Гаэтано и Бэрк вошли в обеденный зал. Вернее, не так. Гаэтано влетел в обеденный зал, словно кто-то направил его, как пушечное ядро, и чуть не врезался головой в стойку, за которой слуга протирал глиняные кружки. Бэрк вошёл за ним, кулаки сжаты, выражение лица – как у разъярённого быка.
Лувис вскочила.
Бывший король, увидев сестру, бросился к ней с криком:
- Лувис! Лувис! Скажи ему! Скажи Бэрку! Он не имеет права меня бить!
Правое ухо Гаэтано имело густо малиновый цвет, мочка была надорвана и кровоточила. Лувис обняла брата, и он заплакал у неё на груди.
- Он не имеет права меня бить, он – никто! – всхлипывал мальчик. – Он – селянин, а я… Я….
- Ну, кто ты? Кто ты здесь? Король? Щенок ты неразумный, Граев подкидыш… Я с тобой вожусь, уму-разуму учу, сколько ты у меня в нахлебниках сидишь – я тебя попрекнул хоть раз? А ты что? – закричал Бэрк.
- Он не имеет права меня бить! – плакал Гаэтано. – Я требую, сестра, скажи ему немедленно: он не имеет права меня бить!
- Имеет, - Лувис взяла брата за плечи и посмотрела ему в глаза. - Что натворил?
Мальчик смолк, только дрожал и всхлипывал.
Люди в обеденном зале притихли и наблюдали за этой сценой. Хозяйка и слуга, принеся горшок жаркого, миски и ложки, встали возле их стола и слушали.
Бэрк оглянулся и смутился.
- Да с картёжниками связался, - пояснил он. - Деньги проиграл. А я говорил – не смей даже близко подходить. Мало ли какой народ околачивается, поиграть предлагает, не всем же верить…
Он сел за стол, взял ложку и начал накладывать еду себе в миску.
Люди удовлетворённо загудели, закивали головами и вернулись каждый к своей трапезе. Слуга ушёл и вернулся с кувшином вина. Хозяйка взяла Гаэтано за руку:
- Идём, деточка, со мной, тётя Цилла тебе ушко вымоет и холодную тряпочку даст. Старшего братца слушаться надо. А вы кушайте, кушайте. Остынет.
Она сделала Лувис жест не ходить за ними и увела мальчика.
Лувис вернулась за стол. Бэрк демонстративно уплетал жаркое, громко прихлёбывая, запивал вином и не смотрел на неё.
- Не перестарался ты? – спросила Зула.
- Нет.
- Может, он не знал? Может, не понял, что за люди и что им надо, а ты с кулаками. На ребёнка.
Лувис молчала. Бэрк прожевал кусок мяса и сказал:
- Он знал. Я ему объяснил, кто это такие. Еще в пути попадались, в деревнях. Три дня назад только говорил: люди дурные, играют нечестно, карты у них краплёные, таких только балбесов, как ты, дурят. Не смей, говорю, близко подходить. А сегодня оставил его возле лодки, сам пошёл потолковать насчёт каната нового покрепче, леер протянуть. Хорошо, женщина одна добрая сказала: смотри, говорит, к парнишке твоему там кто-то пришёл. Возвращаюсь – Граевы портянки! Сидит вокруг него целая компания, один, который за главного у них, говорит: тяни, малец, карту, нам не показывай, клади обратно! Помешал – помешал. Ну что, мол, эту карту ты вытянул? Ах, эту? А плати, малец, деньги! А малец и платит! И к моему приходу аж две розы отдал!

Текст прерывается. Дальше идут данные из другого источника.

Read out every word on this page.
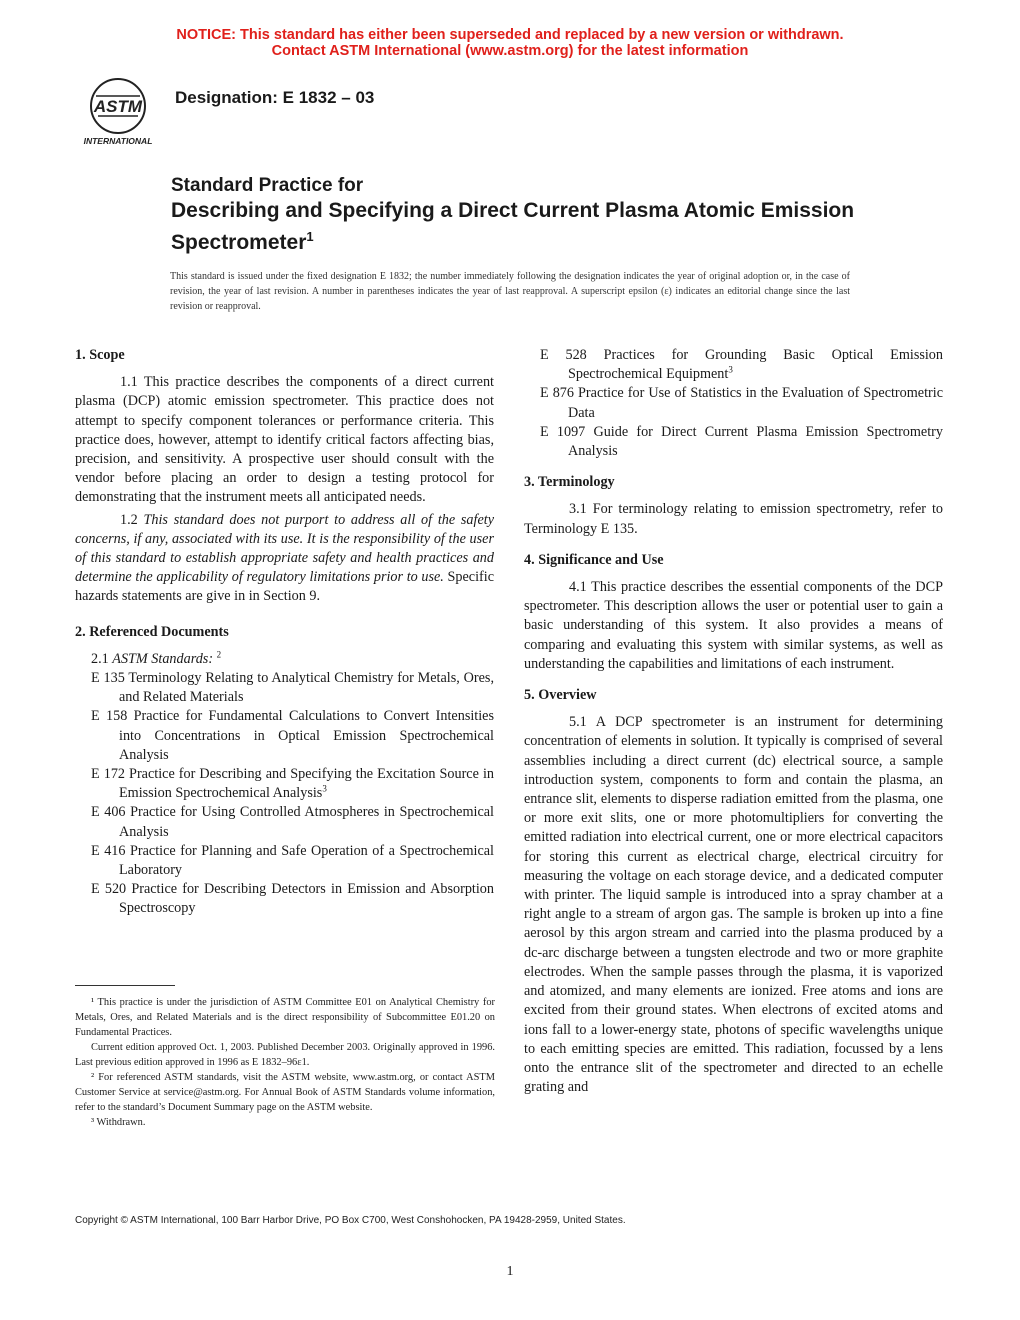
NOTICE: This standard has either been superseded and replaced by a new version or withdrawn.
Contact ASTM International (www.astm.org) for the latest information
ASTM
INTERNATIONAL
Designation: E 1832 – 03
Standard Practice for
Describing and Specifying a Direct Current Plasma Atomic Emission Spectrometer$^1$
This standard is issued under the fixed designation E 1832; the number immediately following the designation indicates the year of original adoption or, in the case of revision, the year of last revision. A number in parentheses indicates the year of last reapproval. A superscript epsilon (ε) indicates an editorial change since the last revision or reapproval.
1. Scope

1.1 This practice describes the components of a direct current plasma (DCP) atomic emission spectrometer. This practice does not attempt to specify component tolerances or performance criteria. This practice does, however, attempt to identify critical factors affecting bias, precision, and sensitivity. A prospective user should consult with the vendor before placing an order to design a testing protocol for demonstrating that the instrument meets all anticipated needs.

1.2 This standard does not purport to address all of the safety concerns, if any, associated with its use. It is the responsibility of the user of this standard to establish appropriate safety and health practices and determine the applicability of regulatory limitations prior to use. Specific hazards statements are give in in Section 9.

2. Referenced Documents
2.1 ASTM Standards: $^2$
E 135 Terminology Relating to Analytical Chemistry for Metals, Ores, and Related Materials
E 158 Practice for Fundamental Calculations to Convert Intensities into Concentrations in Optical Emission Spectrochemical Analysis
E 172 Practice for Describing and Specifying the Excitation Source in Emission Spectrochemical Analysis$^3$
E 406 Practice for Using Controlled Atmospheres in Spectrochemical Analysis
E 416 Practice for Planning and Safe Operation of a Spectrochemical Laboratory
E 520 Practice for Describing Detectors in Emission and Absorption Spectroscopy
E 528 Practices for Grounding Basic Optical Emission Spectrochemical Equipment$^3$
E 876 Practice for Use of Statistics in the Evaluation of Spectrometric Data
E 1097 Guide for Direct Current Plasma Emission Spectrometry Analysis
3. Terminology

3.1 For terminology relating to emission spectrometry, refer to Terminology E 135.

4. Significance and Use

4.1 This practice describes the essential components of the DCP spectrometer. This description allows the user or potential user to gain a basic understanding of this system. It also provides a means of comparing and evaluating this system with similar systems, as well as understanding the capabilities and limitations of each instrument.

5. Overview

5.1 A DCP spectrometer is an instrument for determining concentration of elements in solution. It typically is comprised of several assemblies including a direct current (dc) electrical source, a sample introduction system, components to form and contain the plasma, an entrance slit, elements to disperse radiation emitted from the plasma, one or more exit slits, one or more photomultipliers for converting the emitted radiation into electrical current, one or more electrical capacitors for storing this current as electrical charge, electrical circuitry for measuring the voltage on each storage device, and a dedicated computer with printer. The liquid sample is introduced into a spray chamber at a right angle to a stream of argon gas. The sample is broken up into a fine aerosol by this argon stream and carried into the plasma produced by a dc-arc discharge between a tungsten electrode and two or more graphite electrodes. When the sample passes through the plasma, it is vaporized and atomized, and many elements are ionized. Free atoms and ions are excited from their ground states. When electrons of excited atoms and ions fall to a lower-energy state, photons of specific wavelengths unique to each emitting species are emitted. This radiation, focussed by a lens onto the entrance slit of the spectrometer and directed to an echelle grating and

¹ This practice is under the jurisdiction of ASTM Committee E01 on Analytical Chemistry for Metals, Ores, and Related Materials and is the direct responsibility of Subcommittee E01.20 on Fundamental Practices.

Current edition approved Oct. 1, 2003. Published December 2003. Originally approved in 1996. Last previous edition approved in 1996 as E 1832–96ε1.

² For referenced ASTM standards, visit the ASTM website, www.astm.org, or contact ASTM Customer Service at service@astm.org. For Annual Book of ASTM Standards volume information, refer to the standard’s Document Summary page on the ASTM website.

³ Withdrawn.

Copyright © ASTM International, 100 Barr Harbor Drive, PO Box C700, West Conshohocken, PA 19428-2959, United States.
1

Он поднял наконец голову и поглядел на девушек.
- Чего сидите? Ешьте-пейте. Нам пока есть чем платить за ужин. Не всё проиграли.
Зула налила себе и Лувис вина, положила в миски жаркое из горшка. Стали есть. Хозяйка привела Гаэтано, посадила за стол. У правого уха он держал влажную тряпку. Он больше не плакал, но тяжело, со всхлипами, вздыхал. Цилла посмотрела на мрачные лица девушек и сказала:
- Карты – скверное дело, до добра не доведут, а деток воспитывать надо. Иначе на шею сядут. Кушай, деточка, кушай.
Она погладила мальчика по плечу и ушла.
Гаэтано ни на кого не смотрел.
- Болит? – спросила Лувис.
- Я не хочу есть.
- Ну и иди отсюда. В комнату ступай, деточка, - отозвался Бэрк.
- Он не имеет права мне приказывать. Я не буду с ним в одной комнате спать, он ненормальный. Сестра, можно, я у вас в комнате переночую?
- Иди, - Лувис отдала ему ключ.
Гаэтано ушёл, и было слышно, как в коридоре наверху звякнул ключ в замке.
Люди вокруг уже забыли о семейной сцене, свидетелями которой стали. В самом деле, ничего особенного не произошло – подросток ослушался старшего брата, за что получил по уху. Дело житейское, с кем не бывает. Вокруг стоял гомон, кто смеялся, кто напевал, а за одним из столов молодая женщина заиграла на лютне, и несколько человек придвинулись к ней поближе.
Лувис решила, что с братом поговорит завтра. Бэрк обошёлся с ним, конечно, жестковато, но в этом чужом мире он – их опора и защита. Он знает правила, он знает порядки, он хотел как лучше. Что было бы, если бы брат проиграл ещё больше денег? Они не бедствуют, конечно, но и деньги не куют, и ещё неизвестно, какое будущее их ожидает.
Бэрк, впрочем, не выглядел удовлетворённым, он вообще не выглядел как человек, который знает, что правда на его стороне. Уже несколько минут он сидел, молча глядя куда-то перед собой. Лицо его больше не было рассерженным – наоборот, он казался смущённым и расстроенным.
Наконец, он отодвинул приборы и встал из-за стола.
- Ты куда? – спросила Зула.
- Не могу я так.
Бэрк пошёл наверх, и через некоторое время девушки расслышали, как он постучал в комнату и крикнул:
- Открой, слышишь?
Звякнул ключ в замке.
Лютнистка заиграла что-то быстрое, как будто танцевальное. Многие узнали эту мелодию, приветствовали её радостными криками, стали хлопать в такт и притопывать ногами, а два старичка в деревянных башмаках даже встали и начали приплясывать под общие аплодисменты.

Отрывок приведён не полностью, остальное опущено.